Background
In large multiregional cohort studies, survival data is often collected at small geographical levels (such as counties) and aggregated at larger levels, leading to correlated patterns that are associated with location. Traditional studies typically analyze such data globally or locally by region, often neglecting the spatial information inherent in the data, which can introduce bias in effect estimates and potentially reduce statistical power.
Method
We propose a Geographically Weighted Accelerated Failure Time Model for spatial survival data to investigate spatial heterogeneity. We establish a weighting scheme and bandwidth selection based on quasi-likelihood information criteria. Theoretical properties of the proposed estimators are thoroughly examined. To demonstrate the efficacy of the model in various scenarios, we conduct a simulation study with different sample sizes and adherence to the proportional hazards assumption or not. Additionally, we apply the proposed method to analyze ovarian cancer survival data from the Surveillance, Epidemiology, and End Results cancer registry in the state of New Jersey.
Results
Our simulation results indicate that the proposed model exhibits superior performance in terms of four measurements compared to existing methods, including the geographically weighted Cox model, when the proportional hazards assumption is violated. Furthermore, in scenarios where the sample size per location is 20-25, the simulation data failed to fit the local model, while our proposed model still demonstrates satisfactory performance.
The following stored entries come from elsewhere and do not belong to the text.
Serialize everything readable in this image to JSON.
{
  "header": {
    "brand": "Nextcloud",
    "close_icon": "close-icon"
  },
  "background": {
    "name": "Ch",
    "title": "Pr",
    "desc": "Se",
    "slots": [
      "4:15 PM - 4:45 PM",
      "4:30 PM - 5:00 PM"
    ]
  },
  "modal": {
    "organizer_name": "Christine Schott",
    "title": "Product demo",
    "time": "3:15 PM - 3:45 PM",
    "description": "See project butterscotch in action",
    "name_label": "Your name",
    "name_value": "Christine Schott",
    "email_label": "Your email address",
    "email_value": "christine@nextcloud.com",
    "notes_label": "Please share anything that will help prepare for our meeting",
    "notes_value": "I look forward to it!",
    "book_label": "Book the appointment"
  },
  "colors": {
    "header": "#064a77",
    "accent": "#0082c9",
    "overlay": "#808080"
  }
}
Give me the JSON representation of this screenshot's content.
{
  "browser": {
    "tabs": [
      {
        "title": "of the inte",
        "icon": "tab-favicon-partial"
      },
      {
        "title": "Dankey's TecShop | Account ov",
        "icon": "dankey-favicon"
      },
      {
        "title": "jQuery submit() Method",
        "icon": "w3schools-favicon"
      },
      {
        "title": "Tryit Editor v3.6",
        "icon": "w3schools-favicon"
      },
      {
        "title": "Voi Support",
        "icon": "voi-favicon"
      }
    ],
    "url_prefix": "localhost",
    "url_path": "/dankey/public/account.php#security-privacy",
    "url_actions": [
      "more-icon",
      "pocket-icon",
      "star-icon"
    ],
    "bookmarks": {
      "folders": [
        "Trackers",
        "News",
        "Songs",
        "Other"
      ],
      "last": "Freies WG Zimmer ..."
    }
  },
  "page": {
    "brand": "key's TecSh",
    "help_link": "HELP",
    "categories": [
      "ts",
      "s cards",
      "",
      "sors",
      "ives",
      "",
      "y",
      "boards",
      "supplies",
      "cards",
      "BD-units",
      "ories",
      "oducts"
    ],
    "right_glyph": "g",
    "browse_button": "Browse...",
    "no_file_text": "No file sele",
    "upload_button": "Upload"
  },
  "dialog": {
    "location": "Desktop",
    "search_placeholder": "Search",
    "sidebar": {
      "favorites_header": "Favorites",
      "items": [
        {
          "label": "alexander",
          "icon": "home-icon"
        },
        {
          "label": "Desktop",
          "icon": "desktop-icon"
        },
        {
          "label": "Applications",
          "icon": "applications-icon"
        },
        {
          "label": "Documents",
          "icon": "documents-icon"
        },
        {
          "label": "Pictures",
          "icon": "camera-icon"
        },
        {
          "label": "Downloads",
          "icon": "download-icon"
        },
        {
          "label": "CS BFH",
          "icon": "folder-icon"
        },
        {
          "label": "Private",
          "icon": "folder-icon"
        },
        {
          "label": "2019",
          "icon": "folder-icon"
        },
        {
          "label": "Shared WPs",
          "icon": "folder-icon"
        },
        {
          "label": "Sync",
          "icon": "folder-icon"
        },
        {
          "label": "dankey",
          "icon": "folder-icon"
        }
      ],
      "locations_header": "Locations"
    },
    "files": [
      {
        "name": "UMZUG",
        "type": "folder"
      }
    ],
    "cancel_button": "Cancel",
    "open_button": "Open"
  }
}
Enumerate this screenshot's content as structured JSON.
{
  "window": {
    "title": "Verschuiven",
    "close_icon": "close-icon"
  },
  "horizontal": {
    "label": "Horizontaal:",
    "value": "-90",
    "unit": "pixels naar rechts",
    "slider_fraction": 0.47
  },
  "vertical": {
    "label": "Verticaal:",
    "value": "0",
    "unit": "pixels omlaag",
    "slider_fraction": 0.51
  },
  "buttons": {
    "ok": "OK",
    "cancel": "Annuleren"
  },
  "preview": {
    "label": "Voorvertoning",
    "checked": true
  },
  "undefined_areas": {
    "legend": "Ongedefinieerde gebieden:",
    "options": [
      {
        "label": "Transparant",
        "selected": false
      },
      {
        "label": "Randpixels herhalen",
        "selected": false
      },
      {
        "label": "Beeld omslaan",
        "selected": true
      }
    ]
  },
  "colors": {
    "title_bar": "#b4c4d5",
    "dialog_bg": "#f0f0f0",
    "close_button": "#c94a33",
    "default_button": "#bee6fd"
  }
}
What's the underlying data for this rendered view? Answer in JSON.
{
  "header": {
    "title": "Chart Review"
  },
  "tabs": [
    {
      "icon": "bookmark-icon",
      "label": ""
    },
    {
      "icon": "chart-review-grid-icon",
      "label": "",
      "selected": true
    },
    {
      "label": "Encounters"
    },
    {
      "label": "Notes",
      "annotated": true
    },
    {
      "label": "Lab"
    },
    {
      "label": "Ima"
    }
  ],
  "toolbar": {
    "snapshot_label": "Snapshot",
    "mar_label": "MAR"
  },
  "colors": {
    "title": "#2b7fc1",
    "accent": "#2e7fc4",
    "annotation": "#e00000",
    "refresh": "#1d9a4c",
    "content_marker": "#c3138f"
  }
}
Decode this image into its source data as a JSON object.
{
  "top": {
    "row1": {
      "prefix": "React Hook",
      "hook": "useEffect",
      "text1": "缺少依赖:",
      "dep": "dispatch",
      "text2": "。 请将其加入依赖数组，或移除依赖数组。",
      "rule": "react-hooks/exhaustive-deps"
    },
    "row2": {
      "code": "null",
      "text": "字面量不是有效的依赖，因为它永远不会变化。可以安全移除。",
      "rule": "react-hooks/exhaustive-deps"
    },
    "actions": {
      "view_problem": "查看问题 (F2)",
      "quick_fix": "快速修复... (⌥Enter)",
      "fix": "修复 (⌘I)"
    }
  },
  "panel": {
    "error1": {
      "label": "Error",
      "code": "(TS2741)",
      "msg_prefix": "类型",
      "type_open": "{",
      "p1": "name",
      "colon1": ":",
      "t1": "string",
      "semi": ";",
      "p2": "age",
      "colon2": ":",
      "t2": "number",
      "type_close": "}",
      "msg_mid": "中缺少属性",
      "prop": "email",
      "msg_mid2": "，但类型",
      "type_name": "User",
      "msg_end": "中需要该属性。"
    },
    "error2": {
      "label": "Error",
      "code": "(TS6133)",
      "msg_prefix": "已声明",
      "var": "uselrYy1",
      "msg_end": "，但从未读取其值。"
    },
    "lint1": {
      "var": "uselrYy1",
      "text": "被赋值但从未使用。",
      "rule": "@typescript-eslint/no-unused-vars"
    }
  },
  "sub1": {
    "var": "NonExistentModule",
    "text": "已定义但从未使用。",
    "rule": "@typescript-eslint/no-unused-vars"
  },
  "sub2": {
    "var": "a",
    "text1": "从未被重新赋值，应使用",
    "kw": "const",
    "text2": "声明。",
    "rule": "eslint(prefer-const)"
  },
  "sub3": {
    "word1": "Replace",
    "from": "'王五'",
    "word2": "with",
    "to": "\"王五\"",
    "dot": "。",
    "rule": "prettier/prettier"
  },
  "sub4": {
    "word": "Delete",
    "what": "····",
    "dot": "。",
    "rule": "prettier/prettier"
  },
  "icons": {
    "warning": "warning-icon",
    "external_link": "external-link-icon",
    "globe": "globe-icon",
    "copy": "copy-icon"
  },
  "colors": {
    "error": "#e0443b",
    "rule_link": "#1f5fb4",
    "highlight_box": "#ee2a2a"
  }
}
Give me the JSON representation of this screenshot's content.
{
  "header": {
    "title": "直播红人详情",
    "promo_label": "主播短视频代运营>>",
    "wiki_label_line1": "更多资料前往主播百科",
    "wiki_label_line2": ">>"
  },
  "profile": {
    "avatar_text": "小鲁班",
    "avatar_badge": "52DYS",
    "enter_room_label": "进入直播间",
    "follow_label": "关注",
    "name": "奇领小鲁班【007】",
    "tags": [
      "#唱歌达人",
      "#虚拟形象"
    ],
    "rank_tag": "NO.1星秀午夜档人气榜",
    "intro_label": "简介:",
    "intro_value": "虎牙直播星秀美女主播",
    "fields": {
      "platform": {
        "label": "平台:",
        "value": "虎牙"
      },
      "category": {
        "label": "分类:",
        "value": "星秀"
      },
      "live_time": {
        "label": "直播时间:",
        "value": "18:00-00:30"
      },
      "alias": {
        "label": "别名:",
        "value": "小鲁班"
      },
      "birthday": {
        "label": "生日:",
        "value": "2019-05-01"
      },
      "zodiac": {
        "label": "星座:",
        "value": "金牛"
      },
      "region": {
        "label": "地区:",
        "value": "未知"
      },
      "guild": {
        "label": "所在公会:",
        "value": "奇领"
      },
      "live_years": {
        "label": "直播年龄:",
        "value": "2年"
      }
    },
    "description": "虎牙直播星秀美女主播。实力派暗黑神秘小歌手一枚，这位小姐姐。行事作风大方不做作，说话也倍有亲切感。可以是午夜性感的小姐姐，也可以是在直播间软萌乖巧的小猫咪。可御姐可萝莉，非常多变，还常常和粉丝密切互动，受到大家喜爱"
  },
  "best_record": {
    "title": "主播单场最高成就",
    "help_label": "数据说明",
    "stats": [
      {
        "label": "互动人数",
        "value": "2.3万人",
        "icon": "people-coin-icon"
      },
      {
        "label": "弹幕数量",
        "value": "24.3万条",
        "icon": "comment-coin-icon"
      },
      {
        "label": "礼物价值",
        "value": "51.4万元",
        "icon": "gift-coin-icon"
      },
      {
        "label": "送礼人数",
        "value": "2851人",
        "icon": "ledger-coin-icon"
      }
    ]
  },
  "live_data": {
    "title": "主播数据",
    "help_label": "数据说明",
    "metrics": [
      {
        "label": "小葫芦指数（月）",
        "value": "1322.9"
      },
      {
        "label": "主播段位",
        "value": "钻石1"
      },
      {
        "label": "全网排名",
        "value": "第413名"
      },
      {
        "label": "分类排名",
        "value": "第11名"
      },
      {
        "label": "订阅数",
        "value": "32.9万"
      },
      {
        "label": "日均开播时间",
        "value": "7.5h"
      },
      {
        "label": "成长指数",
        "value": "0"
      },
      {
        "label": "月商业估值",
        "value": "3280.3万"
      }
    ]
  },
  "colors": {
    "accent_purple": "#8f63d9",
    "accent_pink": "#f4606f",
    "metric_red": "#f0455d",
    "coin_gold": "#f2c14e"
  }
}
In the empirical study, we identify clear spatial variations in the effects of all three covariates.
Conclusion
Our proposed model offers a novel approach to exploring spatial heterogeneity of survival data compared to global and local models, providing an alternative to geographically weighted Cox regression when the proportional hazards assumption is not met. It addresses the issue of certain counties' survival data being unable to fit the model due to limited samples, particularly in the context of rare diseases.